Los periodistas salieron. Los empleados se dispersaron y la sala quedó casi vacía. Mariela permaneció inmóvil, aún intentando comprender la magnitud de lo que acababa de vivir. Leandro se acercó lentamente. ¿Estás bien?, preguntó con una sonrisa suave. Ella asintió sin voz. Él soltó una leve risa, como si disfrutara verla así de sorprendida.
“Ven”, dijo. Necesitamos hablar. La llevó hacia un rincón tranquilo de la sala, lejos de miradas curiosas. Cuando quedaron solos, Leandro tomó sus manos entre las suyas. “Sé que todo esto es abrumador”, dijo con sinceridad, “Pero quiero que tengas claro que nada de lo que pasó hoy te lo regalaron. Todo te lo ganaste tú sola.
” Yo, Mariela respiró hondo, la voz casi quebrada. No sé cómo agradecerte. No tienes que agradecerme nada. Él negó con la cabeza. Yo solo dije la verdad y además la miró con más intensidad. Tú me inspiraste a tomar decisiones que llevaba años evitando. Ella lo observó en silencio un momento antes de hablar. ¿Y ahora qué? Con nosotros.
Él sonrió, pero esta vez fue una sonrisa más íntima. Ahora todo depende de lo que tú quieras. Mariela lo miró con una mezcla de emoción y nervios. Yo quiero seguir contigo. No quiero esconder lo que siento. Leandro acercó su frente a la de ella. Tampoco yo. Mariela cerró los ojos, dejando que la calidez del momento la envolviera.
Él deslizó su mano por su mejilla y la acercó suavemente hasta que sus labios se encontraron de nuevo en un beso lento, profundo, lleno de una fuerza emocional que no necesitaba palabras. No era un beso apresurado ni impulsivo, era un beso que sellaba algo real. Cuando se separaron, ambos respiraban agitados.
“No sabes cuánto he esperado esto”, susurró él. “Yo también”, respondió ella con una sonrisa tímida. “Nunca pensé que un día así terminaría así.” Leandro rió suavemente. “Y lo que viene probablemente será aún mejor.” Mariela lo abrazó. Por primera vez en mucho tiempo sintió que estaba exactamente donde debía estar.
Días después, la empresa anunció oficialmente el lanzamiento del proyecto de comunicación inclusiva con Mariela como directora provisional mientras se completaban los trámites. Marco se convirtió en un colaborador cercano y los empleados que alguna vez la subestimaron ahora la trataban con respeto genuino.
Rocío renunció antes de enfrentar el proceso legal y desapareció sin despedirse. Ninguno la extrañó. El proyecto avanzó con éxito y las tensiones internas se diluyeron lentamente. La empresa cambió, los equipos cambiaron, pero nada cambió tanto como Mariela. Había pasado de ser un rostro anónimo a convertirse en el centro de una transformación completa.

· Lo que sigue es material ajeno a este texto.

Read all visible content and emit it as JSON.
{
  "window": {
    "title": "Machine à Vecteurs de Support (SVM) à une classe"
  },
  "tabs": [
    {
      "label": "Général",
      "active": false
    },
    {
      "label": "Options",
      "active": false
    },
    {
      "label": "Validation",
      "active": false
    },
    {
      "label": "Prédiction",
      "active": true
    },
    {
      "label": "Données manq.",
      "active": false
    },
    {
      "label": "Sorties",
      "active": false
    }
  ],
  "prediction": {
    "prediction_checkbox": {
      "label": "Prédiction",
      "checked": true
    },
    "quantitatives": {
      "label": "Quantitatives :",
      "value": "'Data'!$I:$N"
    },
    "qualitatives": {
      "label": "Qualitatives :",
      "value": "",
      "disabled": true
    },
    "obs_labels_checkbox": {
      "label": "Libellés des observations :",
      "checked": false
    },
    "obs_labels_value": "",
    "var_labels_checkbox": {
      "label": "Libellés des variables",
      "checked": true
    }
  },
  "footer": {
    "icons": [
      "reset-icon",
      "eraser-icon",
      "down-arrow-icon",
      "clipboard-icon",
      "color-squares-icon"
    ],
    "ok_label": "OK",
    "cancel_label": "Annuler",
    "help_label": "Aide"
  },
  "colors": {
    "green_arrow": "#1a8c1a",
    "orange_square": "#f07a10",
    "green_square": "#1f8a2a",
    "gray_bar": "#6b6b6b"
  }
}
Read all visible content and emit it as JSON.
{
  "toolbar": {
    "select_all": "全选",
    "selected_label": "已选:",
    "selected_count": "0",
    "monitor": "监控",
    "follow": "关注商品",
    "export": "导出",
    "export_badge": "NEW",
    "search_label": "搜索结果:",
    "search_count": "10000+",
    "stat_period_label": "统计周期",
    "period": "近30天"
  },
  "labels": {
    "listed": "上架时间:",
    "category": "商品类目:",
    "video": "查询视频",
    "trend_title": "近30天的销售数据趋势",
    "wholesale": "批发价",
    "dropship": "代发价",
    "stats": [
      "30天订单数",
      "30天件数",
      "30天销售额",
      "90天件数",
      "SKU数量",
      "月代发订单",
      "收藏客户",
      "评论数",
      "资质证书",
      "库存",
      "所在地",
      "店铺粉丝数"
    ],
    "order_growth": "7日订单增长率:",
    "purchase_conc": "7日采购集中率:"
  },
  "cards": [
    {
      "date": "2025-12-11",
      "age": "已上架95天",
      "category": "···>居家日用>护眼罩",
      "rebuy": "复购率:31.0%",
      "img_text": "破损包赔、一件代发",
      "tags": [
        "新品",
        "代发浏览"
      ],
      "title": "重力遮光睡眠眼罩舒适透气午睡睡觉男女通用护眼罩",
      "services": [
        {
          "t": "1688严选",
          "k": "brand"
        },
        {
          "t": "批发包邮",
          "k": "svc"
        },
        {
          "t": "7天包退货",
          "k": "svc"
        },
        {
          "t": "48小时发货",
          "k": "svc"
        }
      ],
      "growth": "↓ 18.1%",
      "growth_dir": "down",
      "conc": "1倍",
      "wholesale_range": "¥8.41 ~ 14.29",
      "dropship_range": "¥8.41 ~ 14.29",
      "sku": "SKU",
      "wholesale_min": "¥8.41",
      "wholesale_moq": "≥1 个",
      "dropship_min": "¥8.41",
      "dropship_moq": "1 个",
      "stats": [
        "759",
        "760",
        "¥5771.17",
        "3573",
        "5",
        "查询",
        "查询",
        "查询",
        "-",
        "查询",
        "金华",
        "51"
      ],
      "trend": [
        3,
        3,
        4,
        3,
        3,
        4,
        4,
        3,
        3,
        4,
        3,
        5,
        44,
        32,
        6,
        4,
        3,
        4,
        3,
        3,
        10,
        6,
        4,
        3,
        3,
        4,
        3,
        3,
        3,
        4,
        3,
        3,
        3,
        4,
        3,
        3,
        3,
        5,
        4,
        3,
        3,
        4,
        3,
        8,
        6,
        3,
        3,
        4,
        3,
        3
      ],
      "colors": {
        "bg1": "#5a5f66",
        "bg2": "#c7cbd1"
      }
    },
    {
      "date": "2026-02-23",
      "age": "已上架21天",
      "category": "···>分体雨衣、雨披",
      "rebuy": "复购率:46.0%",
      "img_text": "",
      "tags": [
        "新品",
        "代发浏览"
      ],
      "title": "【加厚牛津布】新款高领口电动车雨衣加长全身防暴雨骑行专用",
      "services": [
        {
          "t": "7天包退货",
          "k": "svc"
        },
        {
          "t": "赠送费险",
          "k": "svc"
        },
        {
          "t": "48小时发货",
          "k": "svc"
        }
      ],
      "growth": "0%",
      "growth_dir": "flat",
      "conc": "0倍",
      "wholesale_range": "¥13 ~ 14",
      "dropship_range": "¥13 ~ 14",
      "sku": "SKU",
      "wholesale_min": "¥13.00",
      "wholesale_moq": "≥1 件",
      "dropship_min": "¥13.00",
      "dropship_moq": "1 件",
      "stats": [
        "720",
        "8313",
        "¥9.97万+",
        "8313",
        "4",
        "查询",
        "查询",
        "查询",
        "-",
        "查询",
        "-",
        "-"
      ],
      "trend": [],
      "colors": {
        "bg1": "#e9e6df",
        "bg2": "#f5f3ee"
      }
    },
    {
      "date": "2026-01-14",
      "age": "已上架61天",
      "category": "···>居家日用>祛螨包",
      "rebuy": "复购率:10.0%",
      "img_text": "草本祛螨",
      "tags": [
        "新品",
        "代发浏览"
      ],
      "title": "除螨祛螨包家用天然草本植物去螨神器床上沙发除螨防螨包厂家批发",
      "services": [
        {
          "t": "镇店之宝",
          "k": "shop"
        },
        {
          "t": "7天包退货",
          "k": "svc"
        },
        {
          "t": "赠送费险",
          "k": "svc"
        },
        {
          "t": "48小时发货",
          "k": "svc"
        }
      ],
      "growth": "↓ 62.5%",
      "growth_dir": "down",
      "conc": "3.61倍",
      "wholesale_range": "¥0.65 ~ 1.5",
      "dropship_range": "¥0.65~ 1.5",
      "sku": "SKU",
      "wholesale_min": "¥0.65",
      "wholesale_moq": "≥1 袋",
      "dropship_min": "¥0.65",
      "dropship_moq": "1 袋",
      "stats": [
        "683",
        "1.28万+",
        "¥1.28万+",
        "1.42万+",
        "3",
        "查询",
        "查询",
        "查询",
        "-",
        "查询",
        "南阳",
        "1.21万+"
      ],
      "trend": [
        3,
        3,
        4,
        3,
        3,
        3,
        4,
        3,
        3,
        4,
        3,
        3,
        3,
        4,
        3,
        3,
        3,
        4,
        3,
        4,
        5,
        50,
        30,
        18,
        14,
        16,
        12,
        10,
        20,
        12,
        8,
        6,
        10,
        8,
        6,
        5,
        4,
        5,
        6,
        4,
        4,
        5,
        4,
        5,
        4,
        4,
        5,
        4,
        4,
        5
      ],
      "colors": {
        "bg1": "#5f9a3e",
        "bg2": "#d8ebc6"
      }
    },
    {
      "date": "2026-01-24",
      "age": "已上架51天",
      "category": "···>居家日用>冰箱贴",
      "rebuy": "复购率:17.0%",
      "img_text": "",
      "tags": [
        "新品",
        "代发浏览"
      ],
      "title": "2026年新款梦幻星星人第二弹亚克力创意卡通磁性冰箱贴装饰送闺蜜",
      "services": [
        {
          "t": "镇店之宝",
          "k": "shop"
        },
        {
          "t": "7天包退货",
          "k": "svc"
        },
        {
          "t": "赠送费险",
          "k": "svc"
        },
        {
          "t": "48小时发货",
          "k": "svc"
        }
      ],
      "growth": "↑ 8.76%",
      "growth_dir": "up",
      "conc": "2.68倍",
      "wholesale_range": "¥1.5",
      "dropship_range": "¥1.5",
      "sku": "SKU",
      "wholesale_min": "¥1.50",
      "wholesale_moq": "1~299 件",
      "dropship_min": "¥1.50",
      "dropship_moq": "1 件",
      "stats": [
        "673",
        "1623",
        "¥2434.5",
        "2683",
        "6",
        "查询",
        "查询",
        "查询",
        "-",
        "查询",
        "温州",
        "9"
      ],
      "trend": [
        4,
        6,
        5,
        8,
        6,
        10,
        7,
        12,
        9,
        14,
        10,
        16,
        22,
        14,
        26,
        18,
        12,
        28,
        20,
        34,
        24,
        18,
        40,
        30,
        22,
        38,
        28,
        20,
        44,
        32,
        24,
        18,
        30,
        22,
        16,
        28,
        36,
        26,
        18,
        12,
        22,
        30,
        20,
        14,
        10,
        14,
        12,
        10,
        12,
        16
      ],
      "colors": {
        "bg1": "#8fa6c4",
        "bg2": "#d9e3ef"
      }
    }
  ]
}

Un día, mientras revisaba documentos en su nueva oficina, Leandro entró sin tocar con una sonrisa que ya se estaba volviendo familiar. ¿Lista para nuestra cena?, preguntó. Ella asintió sonrojándose un poco. Sí, solo déjame guardar esto. Él se acercó y le dio un beso en la frente. No sabes lo feliz que me hace verte aquí, murmuró.
Te lo ganaste todo, Mariela. Lo que eres, lo que haces, lo que sientes. Ella tomó su mano entrelazando los dedos. Y tú me ayudaste a creer en mí. Leandro sonrió con ternura. En realidad, tú solo necesitabas que alguien te lo recordara. Mariela lo miró con brillo en los ojos y supo, sin ninguna duda, que su vida había cambiado para siempre.